We’re also seeing opportunities emerge in the commercial property market, where incumbent senior lenders – who have hitherto been happy to lend at a loan-to-value (LTV) of 60% and upwards - are no longer comfortable lending at this level. Therefore, property owners who need to refinance are increasingly looking at doing so with a combination of senior lending plus a mezzanine strip on top, making it an appealing prospect for private capital.
When it comes to private debt funds, one area that is proving particularly popular with the private capital community in the current climate is the distressed and special situations credit market. These strategies play well to the current challenging economic conditions, so there is real scope to generate good returns – with the right manager. It takes specialist expertise and long experience to make this complex strategy work. Therefore, investors must be wary of newcomers jumping on the bandwagon. More than ever, track record matters.
Fixed versus floating rates
Historically, private capital has preferred fixed rate credit funds because investors like the predictability of knowing what their returns will be over the long term. But when interest rates are on the up, this approach can start to look less appealing. Some investors who have committed to funds at lower rates may be starting to question that wisdom.

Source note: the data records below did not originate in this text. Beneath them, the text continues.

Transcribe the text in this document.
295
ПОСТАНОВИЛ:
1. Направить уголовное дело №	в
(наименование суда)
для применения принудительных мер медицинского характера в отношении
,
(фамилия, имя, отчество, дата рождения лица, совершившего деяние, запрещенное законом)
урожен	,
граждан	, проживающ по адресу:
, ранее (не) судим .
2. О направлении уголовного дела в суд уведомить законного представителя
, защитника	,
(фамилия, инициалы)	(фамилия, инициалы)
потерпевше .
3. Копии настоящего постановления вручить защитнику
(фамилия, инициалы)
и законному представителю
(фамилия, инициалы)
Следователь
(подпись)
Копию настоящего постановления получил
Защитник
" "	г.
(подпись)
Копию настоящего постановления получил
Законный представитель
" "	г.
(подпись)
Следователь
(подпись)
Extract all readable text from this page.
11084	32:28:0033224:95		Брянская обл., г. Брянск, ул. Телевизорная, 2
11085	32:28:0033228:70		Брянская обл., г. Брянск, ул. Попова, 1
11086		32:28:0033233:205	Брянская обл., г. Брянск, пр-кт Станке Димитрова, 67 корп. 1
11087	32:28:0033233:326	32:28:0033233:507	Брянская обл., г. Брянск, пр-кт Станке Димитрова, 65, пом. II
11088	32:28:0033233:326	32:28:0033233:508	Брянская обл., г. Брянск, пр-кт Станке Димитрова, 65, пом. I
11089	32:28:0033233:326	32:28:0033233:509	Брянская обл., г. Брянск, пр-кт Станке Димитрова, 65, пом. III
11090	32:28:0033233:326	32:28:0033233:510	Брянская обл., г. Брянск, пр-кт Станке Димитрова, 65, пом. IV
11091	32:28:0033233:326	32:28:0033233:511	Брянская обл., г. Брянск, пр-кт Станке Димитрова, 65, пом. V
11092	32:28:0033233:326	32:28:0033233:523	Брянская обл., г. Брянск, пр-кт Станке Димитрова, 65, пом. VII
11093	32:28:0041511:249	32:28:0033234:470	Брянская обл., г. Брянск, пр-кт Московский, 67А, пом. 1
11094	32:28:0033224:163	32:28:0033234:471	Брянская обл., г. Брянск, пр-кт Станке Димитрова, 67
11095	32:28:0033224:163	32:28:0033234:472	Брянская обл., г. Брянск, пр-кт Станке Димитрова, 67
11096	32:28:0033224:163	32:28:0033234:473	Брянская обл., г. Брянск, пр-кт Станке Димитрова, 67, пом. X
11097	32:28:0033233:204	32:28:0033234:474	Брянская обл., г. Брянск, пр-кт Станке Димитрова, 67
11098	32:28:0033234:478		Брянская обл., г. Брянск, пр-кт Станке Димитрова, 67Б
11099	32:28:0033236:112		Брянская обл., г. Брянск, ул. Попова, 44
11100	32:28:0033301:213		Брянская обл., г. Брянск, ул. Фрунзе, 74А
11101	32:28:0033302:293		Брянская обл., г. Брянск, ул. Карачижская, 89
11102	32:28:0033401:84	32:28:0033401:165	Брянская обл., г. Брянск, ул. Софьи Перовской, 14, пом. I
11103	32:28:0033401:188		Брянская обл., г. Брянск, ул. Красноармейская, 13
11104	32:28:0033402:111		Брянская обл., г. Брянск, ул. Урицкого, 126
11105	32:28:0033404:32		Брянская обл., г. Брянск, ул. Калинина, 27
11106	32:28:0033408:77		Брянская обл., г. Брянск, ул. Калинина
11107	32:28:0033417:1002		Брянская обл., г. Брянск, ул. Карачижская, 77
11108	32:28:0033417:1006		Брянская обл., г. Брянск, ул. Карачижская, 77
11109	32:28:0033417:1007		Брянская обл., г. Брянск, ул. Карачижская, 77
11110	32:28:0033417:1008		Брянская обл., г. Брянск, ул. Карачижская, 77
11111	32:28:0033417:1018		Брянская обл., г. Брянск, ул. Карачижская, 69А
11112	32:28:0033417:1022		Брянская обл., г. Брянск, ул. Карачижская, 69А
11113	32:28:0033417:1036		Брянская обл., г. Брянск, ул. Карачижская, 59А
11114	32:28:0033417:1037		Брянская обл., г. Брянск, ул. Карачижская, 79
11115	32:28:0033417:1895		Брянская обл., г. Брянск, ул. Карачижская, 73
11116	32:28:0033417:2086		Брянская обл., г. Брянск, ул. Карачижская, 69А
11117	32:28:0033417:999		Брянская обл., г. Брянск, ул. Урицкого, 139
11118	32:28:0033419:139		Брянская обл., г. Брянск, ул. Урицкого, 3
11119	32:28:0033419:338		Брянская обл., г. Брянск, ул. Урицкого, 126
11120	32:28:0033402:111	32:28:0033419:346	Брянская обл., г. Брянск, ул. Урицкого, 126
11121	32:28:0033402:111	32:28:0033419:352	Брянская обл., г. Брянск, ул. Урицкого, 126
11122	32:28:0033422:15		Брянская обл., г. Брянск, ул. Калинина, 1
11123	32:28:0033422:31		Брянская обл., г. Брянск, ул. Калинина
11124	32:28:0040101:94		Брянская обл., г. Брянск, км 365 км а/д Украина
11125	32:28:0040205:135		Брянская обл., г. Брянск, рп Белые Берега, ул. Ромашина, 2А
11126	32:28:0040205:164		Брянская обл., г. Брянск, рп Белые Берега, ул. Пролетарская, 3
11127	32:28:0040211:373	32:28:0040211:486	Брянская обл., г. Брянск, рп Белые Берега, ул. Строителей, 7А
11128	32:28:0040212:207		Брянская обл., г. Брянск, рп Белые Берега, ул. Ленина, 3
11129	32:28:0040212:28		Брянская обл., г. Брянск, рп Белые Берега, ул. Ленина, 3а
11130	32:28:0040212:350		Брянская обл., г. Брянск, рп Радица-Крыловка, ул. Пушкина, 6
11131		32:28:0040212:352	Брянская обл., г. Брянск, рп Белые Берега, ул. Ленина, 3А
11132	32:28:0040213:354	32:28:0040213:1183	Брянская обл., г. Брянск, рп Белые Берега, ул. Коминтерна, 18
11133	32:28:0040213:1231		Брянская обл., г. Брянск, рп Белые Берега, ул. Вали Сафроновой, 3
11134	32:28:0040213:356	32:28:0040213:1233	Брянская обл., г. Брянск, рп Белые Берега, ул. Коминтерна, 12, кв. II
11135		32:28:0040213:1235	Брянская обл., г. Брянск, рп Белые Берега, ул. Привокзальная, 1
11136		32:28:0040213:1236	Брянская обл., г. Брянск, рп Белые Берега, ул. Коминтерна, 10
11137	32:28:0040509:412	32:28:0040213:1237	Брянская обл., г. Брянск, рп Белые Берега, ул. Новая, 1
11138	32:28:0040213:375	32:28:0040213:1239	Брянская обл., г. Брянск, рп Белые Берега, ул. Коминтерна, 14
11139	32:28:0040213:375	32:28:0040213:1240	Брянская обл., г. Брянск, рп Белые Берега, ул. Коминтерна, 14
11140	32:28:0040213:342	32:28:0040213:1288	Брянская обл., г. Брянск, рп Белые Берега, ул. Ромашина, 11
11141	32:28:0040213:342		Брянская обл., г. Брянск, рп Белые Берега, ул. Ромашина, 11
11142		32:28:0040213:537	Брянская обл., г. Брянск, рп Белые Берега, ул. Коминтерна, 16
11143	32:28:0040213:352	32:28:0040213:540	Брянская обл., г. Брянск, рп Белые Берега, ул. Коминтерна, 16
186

However, floating rates are not necessarily a better call. There’s the obvious caveat that rates might go down as well as up – but even if they remain high, there’s still the risk factor. Portfolio businesses on floating rates are likely to come under much more stress as interest rates rise, putting them at greater risk of default or even threatening their very viability.
The idea that investors may want to exit fixed-rate funds for a (potentially) better deal in a floating rate fund also highlights the importance of investing in closed-ended vehicles. In open-ended funds, a trickle of investors rushing for the exit could become a flood, potentially putting the stability of the fund in danger. By contrast, managers of closed-ended funds have the time to see out their long term strategy because they are insulated from the ‘herd mentality’. They don’t need to take any hasty decisions triggered by the vagaries of the market – and private capital likes that.
A clear investment rationale
So far, so sensible, but this brings us back round to the earlier point which is that if investors are going to lock up their capital for years, and not just stick cash in the bank, there needs to be a clear investment rationale for doing so. Private capital’s demand dynamics have changed, and while private debt remains an area of interest, investors are looking for more bang for their buck to make it worth their while. And they can get it, provided they know where to look.